The daughter of a Vatican usher whose family lived in the Vatican, Ms Orlandi, then 15, failed to return home on June 22, 1983 following a music lesson in Rome.
The case, which has been the subject of on-and-off investigations in Italy and the Vatican, has drawn fresh worldwide attention after the release late last year of the Netflix series Vatican Girl.
In January, Vatican chief prosecutor Alessandro Diddi reopened a previous inconclusive Vatican investigation after he inherited files from his retired predecessor.
In an interview with Corriere della Sera newspaper ahead of the meeting, Mr Diddi said Pope Francis wants “the truth to emerge without any reservations”.
He said the pope had an “iron will” regarding the case.
Ms Orlandi’s older brother Pietro and the family lawyer, Laura Sgro, met with Mr Diddi in the Vatican for more than five hours yesterday.
“We hope this can shed light on this episode and write a page of history,” said Ms Sgro. She added that the Vatican’s openness was “absolutely positive”.

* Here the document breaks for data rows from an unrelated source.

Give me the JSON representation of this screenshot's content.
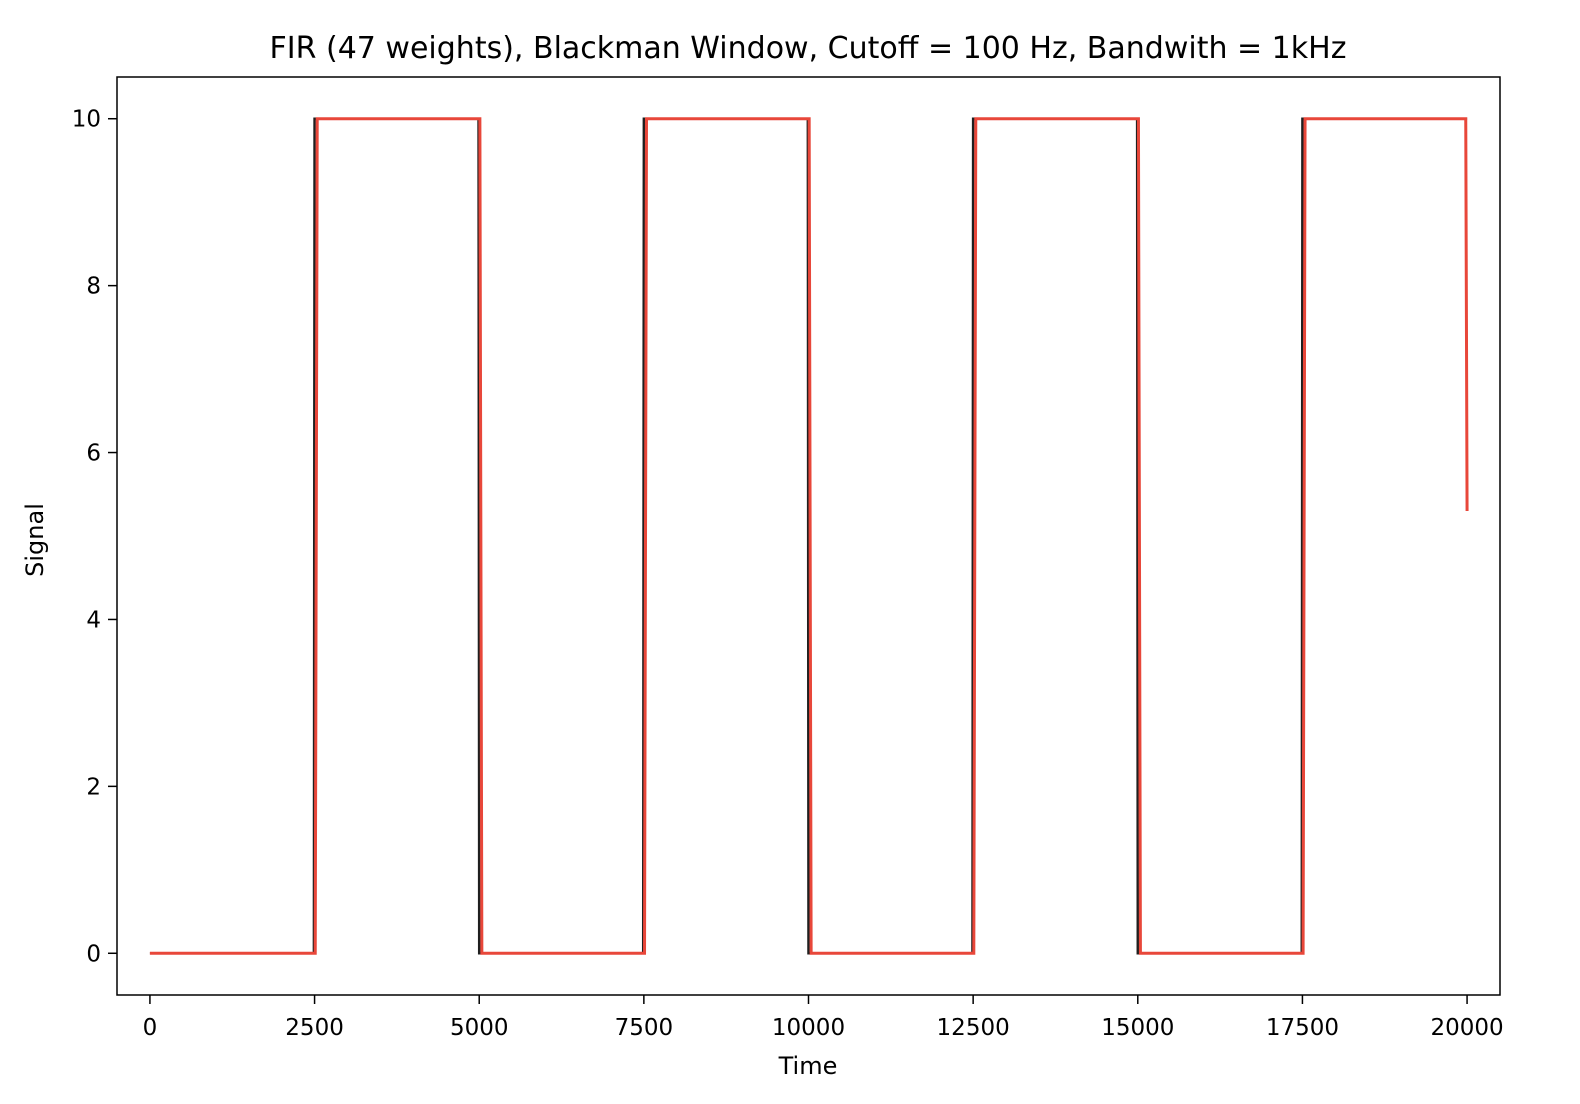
{
  "chart_data": {
    "type": "line",
    "title": "FIR (47 weights), Blackman Window, Cutoff = 100 Hz, Bandwith = 1kHz",
    "xlabel": "Time",
    "ylabel": "Signal",
    "xlim": [
      -500,
      20500
    ],
    "ylim": [
      -0.5,
      10.5
    ],
    "xticks": [
      0,
      2500,
      5000,
      7500,
      10000,
      12500,
      15000,
      17500,
      20000
    ],
    "xtick_labels": [
      "0",
      "2500",
      "5000",
      "7500",
      "10000",
      "12500",
      "15000",
      "17500",
      "20000"
    ],
    "yticks": [
      0,
      2,
      4,
      6,
      8,
      10
    ],
    "ytick_labels": [
      "0",
      "2",
      "4",
      "6",
      "8",
      "10"
    ],
    "grid": false,
    "legend": "none",
    "series": [
      {
        "color": "#1f1f1f",
        "x": [
          0,
          2490,
          2500,
          4990,
          5000,
          7490,
          7500,
          9990,
          10000,
          12490,
          12500,
          14990,
          15000,
          17490,
          17500,
          20000
        ],
        "y": [
          0,
          0,
          10,
          10,
          0,
          0,
          10,
          10,
          0,
          0,
          10,
          10,
          0,
          0,
          10,
          10
        ]
      },
      {
        "color": "#e8473a",
        "x": [
          0,
          2510,
          2540,
          5010,
          5040,
          7510,
          7540,
          10010,
          10040,
          12510,
          12540,
          15010,
          15040,
          17510,
          17540,
          19980,
          20000
        ],
        "y": [
          0,
          0,
          10,
          10,
          0,
          0,
          10,
          10,
          0,
          0,
          10,
          10,
          0,
          0,
          10,
          10,
          5.3
        ]
      }
    ]
  }
}
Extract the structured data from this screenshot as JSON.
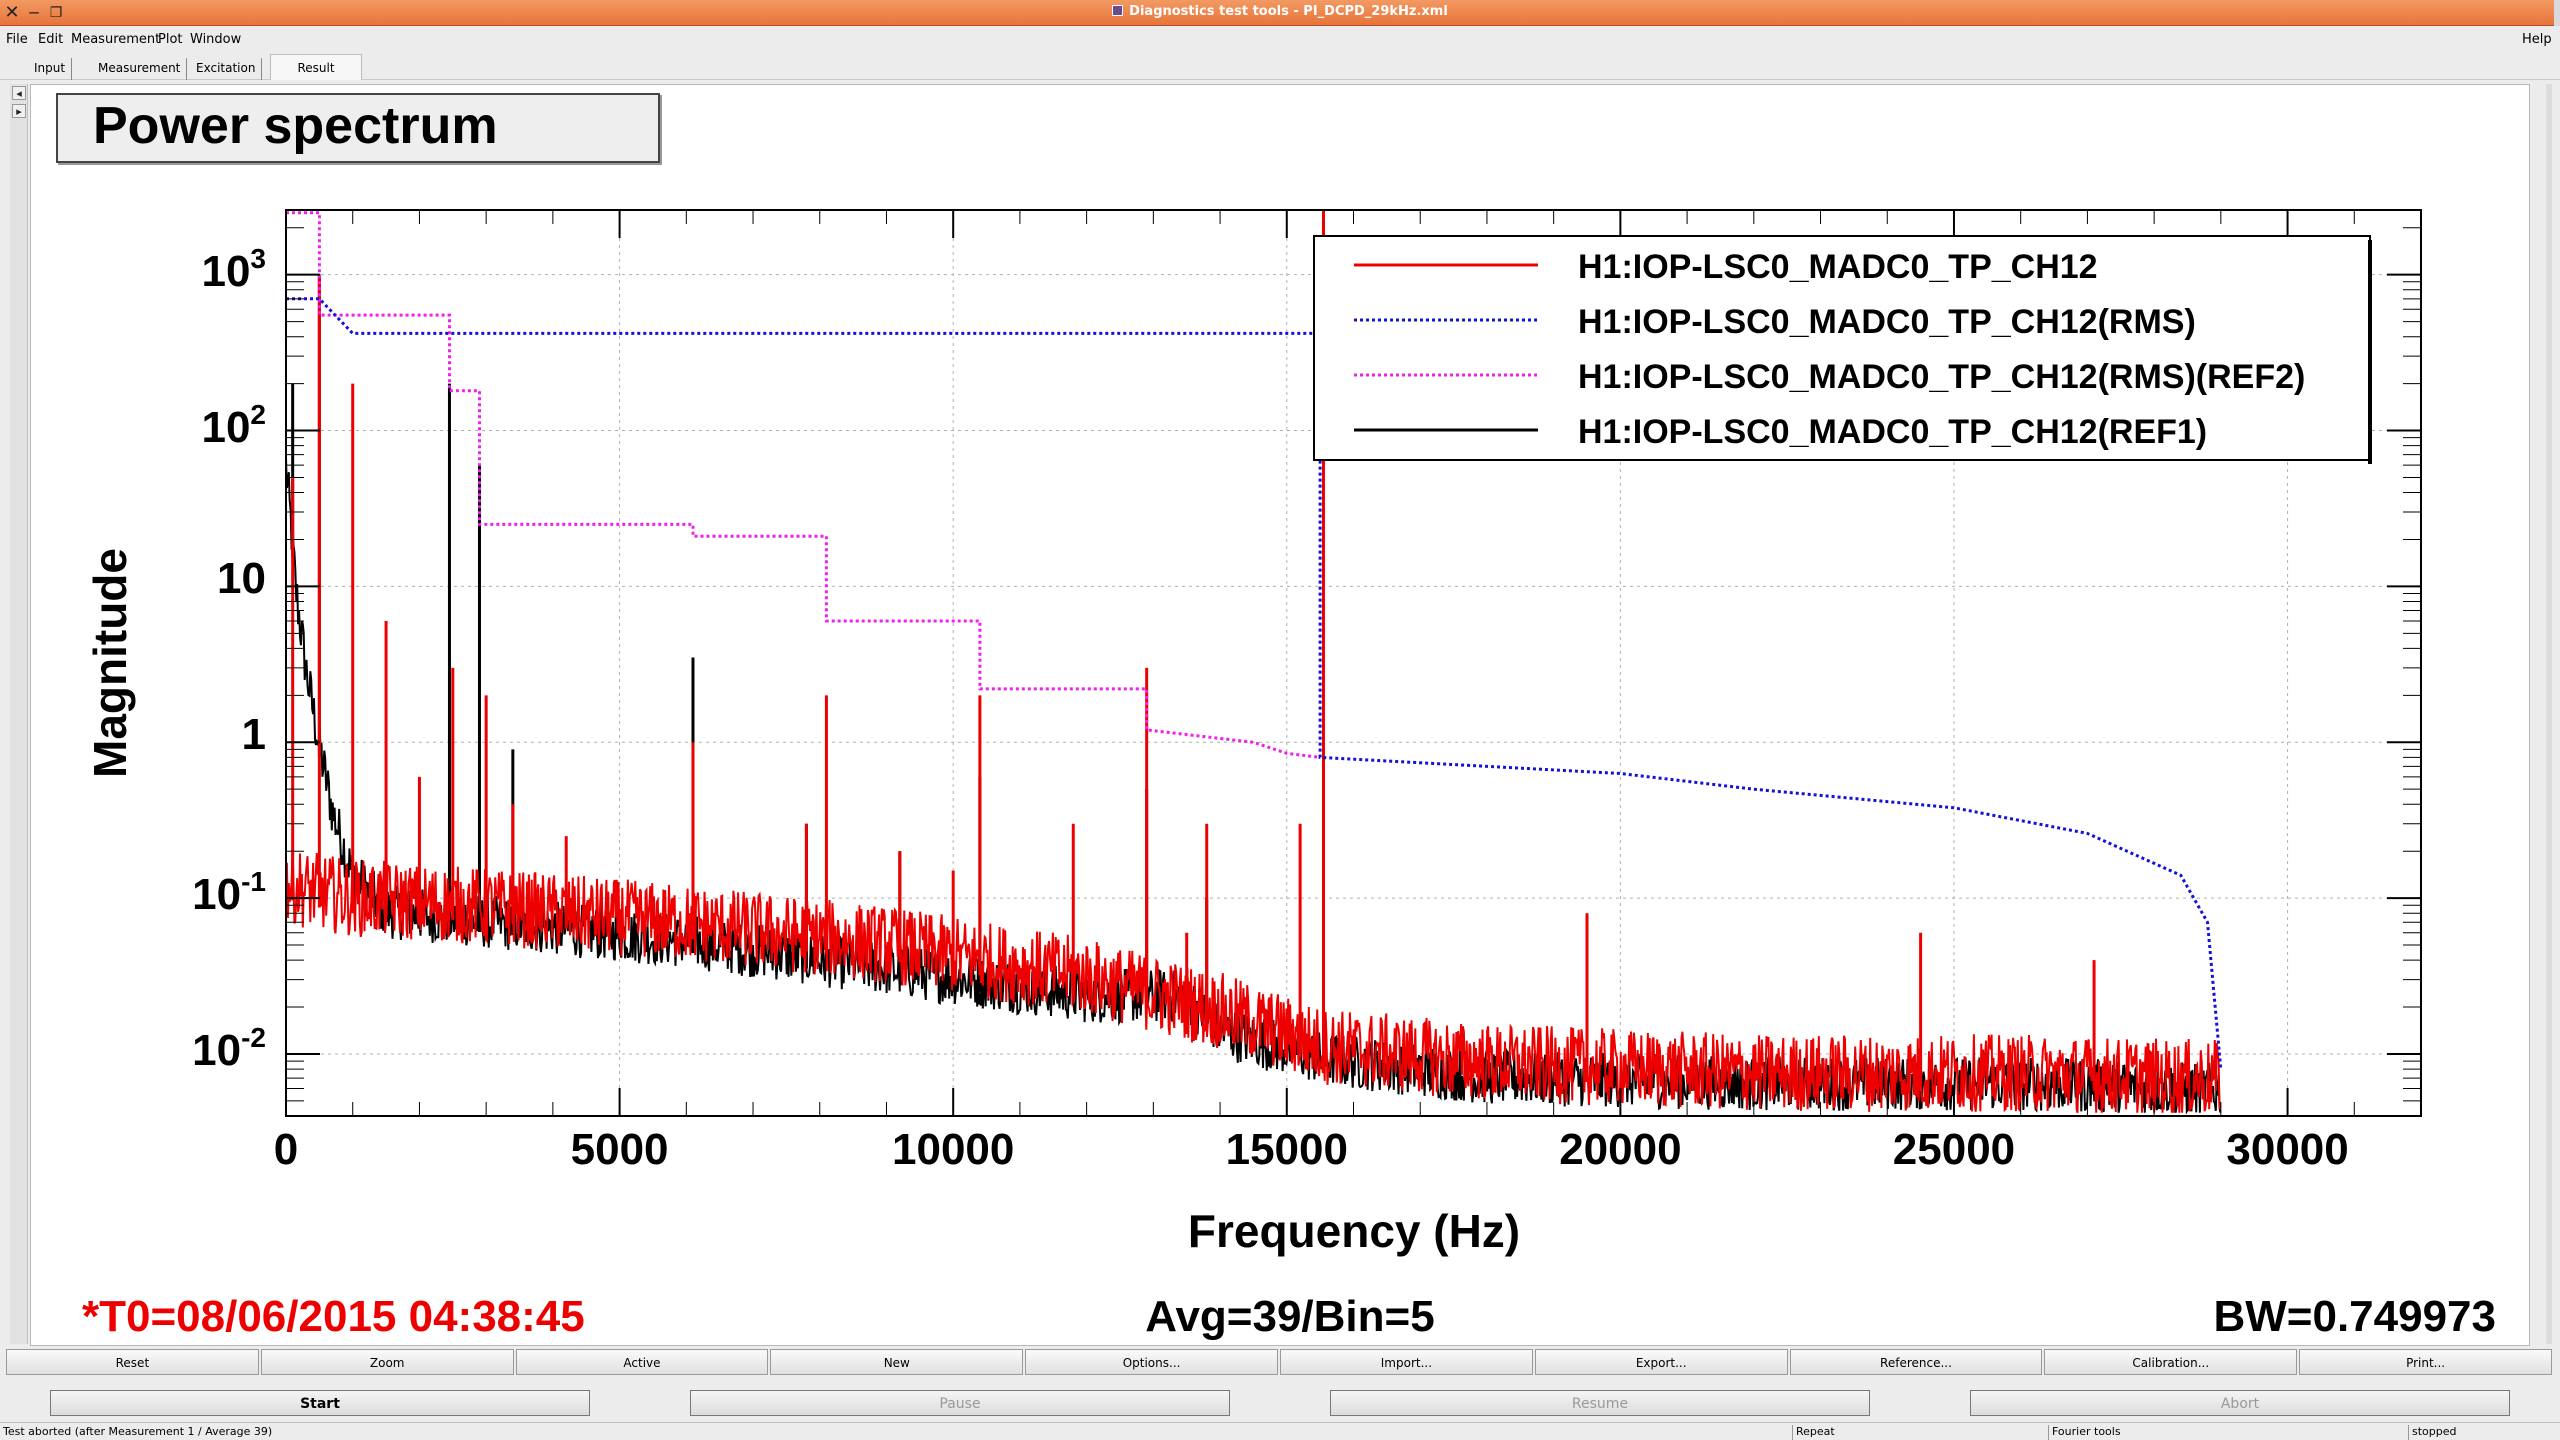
{
  "window": {
    "title": "Diagnostics test tools - PI_DCPD_29kHz.xml"
  },
  "menu": {
    "items": [
      {
        "label": "File"
      },
      {
        "label": "Edit"
      },
      {
        "label": "Measurement"
      },
      {
        "label": "Plot"
      },
      {
        "label": "Window"
      }
    ],
    "help": "Help"
  },
  "tabs": [
    {
      "label": "Input"
    },
    {
      "label": "Measurement"
    },
    {
      "label": "Excitation"
    },
    {
      "label": "Result",
      "active": true
    }
  ],
  "plot": {
    "title": "Power spectrum",
    "colors": {
      "red": "#ee0000",
      "blue": "#1212d8",
      "magenta": "#ee22ee",
      "black": "#000000"
    }
  },
  "chart_data": {
    "type": "line",
    "title": "Power spectrum",
    "xlabel": "Frequency (Hz)",
    "ylabel": "Magnitude",
    "xlim": [
      0,
      32000
    ],
    "ylim": [
      0.004,
      2600
    ],
    "y_scale": "log",
    "grid": true,
    "legend_position": "top-right",
    "x_ticks": [
      "0",
      "5000",
      "10000",
      "15000",
      "20000",
      "25000",
      "30000"
    ],
    "y_ticks": [
      {
        "base": "10",
        "exp": "3"
      },
      {
        "base": "10",
        "exp": "2"
      },
      {
        "base": "10",
        "exp": ""
      },
      {
        "base": "1",
        "exp": ""
      },
      {
        "base": "10",
        "exp": "-1"
      },
      {
        "base": "10",
        "exp": "-2"
      }
    ],
    "y_tick_values": [
      1000,
      100,
      10,
      1,
      0.1,
      0.01
    ],
    "series": [
      {
        "name": "H1:IOP-LSC0_MADC0_TP_CH12",
        "color": "#ee0000",
        "style": "solid",
        "baseline": {
          "x": [
            0,
            300,
            1000,
            3000,
            6000,
            9000,
            12000,
            14000,
            15500,
            18000,
            22000,
            26000,
            29000
          ],
          "y": [
            0.1,
            0.09,
            0.08,
            0.07,
            0.055,
            0.04,
            0.025,
            0.015,
            0.009,
            0.007,
            0.006,
            0.006,
            0.0055
          ]
        },
        "peaks": {
          "x": [
            100,
            500,
            1000,
            1500,
            2000,
            2500,
            3000,
            3400,
            4200,
            6100,
            7800,
            8100,
            9200,
            10000,
            10400,
            11800,
            12900,
            13500,
            13800,
            15200,
            15550,
            19500,
            24500,
            27100
          ],
          "y": [
            50,
            1000,
            200,
            6,
            0.6,
            3,
            2,
            0.4,
            0.25,
            1.0,
            0.3,
            2.0,
            0.2,
            0.15,
            2.0,
            0.3,
            3.0,
            0.06,
            0.3,
            0.3,
            2600,
            0.08,
            0.06,
            0.04
          ]
        }
      },
      {
        "name": "H1:IOP-LSC0_MADC0_TP_CH12(RMS)",
        "color": "#1212d8",
        "style": "dotted",
        "x": [
          0,
          500,
          500,
          1000,
          1000,
          15500,
          15500,
          20000,
          22000,
          25000,
          27000,
          28400,
          28800,
          29000
        ],
        "y": [
          700,
          700,
          700,
          420,
          420,
          420,
          0.8,
          0.63,
          0.5,
          0.38,
          0.26,
          0.14,
          0.07,
          0.008
        ]
      },
      {
        "name": "H1:IOP-LSC0_MADC0_TP_CH12(RMS)(REF2)",
        "color": "#ee22ee",
        "style": "dotted",
        "x": [
          0,
          500,
          500,
          2450,
          2450,
          2900,
          2900,
          6100,
          6100,
          8100,
          8100,
          10400,
          10400,
          12900,
          12900,
          14500,
          15000,
          15500
        ],
        "y": [
          2500,
          2500,
          550,
          550,
          180,
          180,
          25,
          25,
          21,
          21,
          6,
          6,
          2.2,
          2.2,
          1.2,
          1.0,
          0.85,
          0.8
        ]
      },
      {
        "name": "H1:IOP-LSC0_MADC0_TP_CH12(REF1)",
        "color": "#000000",
        "style": "solid",
        "baseline": {
          "x": [
            0,
            80,
            150,
            300,
            500,
            700,
            1000,
            1500,
            3000,
            6000,
            9000,
            12000,
            13500,
            14000,
            15500,
            18000,
            22000,
            26000,
            29000
          ],
          "y": [
            50,
            20,
            8,
            2.5,
            0.8,
            0.3,
            0.12,
            0.07,
            0.06,
            0.045,
            0.03,
            0.02,
            0.02,
            0.012,
            0.008,
            0.006,
            0.0055,
            0.0055,
            0.005
          ]
        },
        "peaks": {
          "x": [
            100,
            500,
            2450,
            2900,
            3400,
            6100,
            7800,
            9200,
            10400,
            12900,
            13800
          ],
          "y": [
            200,
            1000,
            200,
            60,
            0.9,
            3.5,
            0.3,
            0.2,
            0.6,
            0.5,
            0.1
          ]
        }
      }
    ]
  },
  "footer": {
    "t0": "*T0=08/06/2015 04:38:45",
    "avg": "Avg=39/Bin=5",
    "bw": "BW=0.749973"
  },
  "buttons_row1": [
    {
      "label": "Reset"
    },
    {
      "label": "Zoom"
    },
    {
      "label": "Active"
    },
    {
      "label": "New"
    },
    {
      "label": "Options..."
    },
    {
      "label": "Import..."
    },
    {
      "label": "Export..."
    },
    {
      "label": "Reference..."
    },
    {
      "label": "Calibration..."
    },
    {
      "label": "Print..."
    }
  ],
  "buttons_row2": [
    {
      "label": "Start",
      "enabled": true
    },
    {
      "label": "Pause",
      "enabled": false
    },
    {
      "label": "Resume",
      "enabled": false
    },
    {
      "label": "Abort",
      "enabled": false
    }
  ],
  "status": {
    "message": "Test aborted (after Measurement 1 / Average 39)",
    "repeat": "Repeat",
    "tool": "Fourier tools",
    "state": "stopped"
  }
}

Theories about Ms Orlandi’s disappearance have run the gamut. In the 1980s, Italian media speculated she had been kidnapped in an attempt to secure freedom for Mehmet Ali Agca, the Turk jailed in 1981 for trying to assassinate Pope John Paul II, though nothing came of the link and the suggestion faded.
Other reports linked her to the grave of Enrico De Pedis, a mobster buried in a Rome basilica. His tomb was opened in 2012 but nothing was revealed.
In 2018, bones found during work at the Vatican embassy in Rome sparked a media frenzy suggesting they might belong to Ms Orlandi or to Mirella Gregori, another teenager who disappeared the same year. DNA tests were negative. Last month, Italy’s lower house approved the establishment of a parliamentary commission to investigate the disappearances of both girls.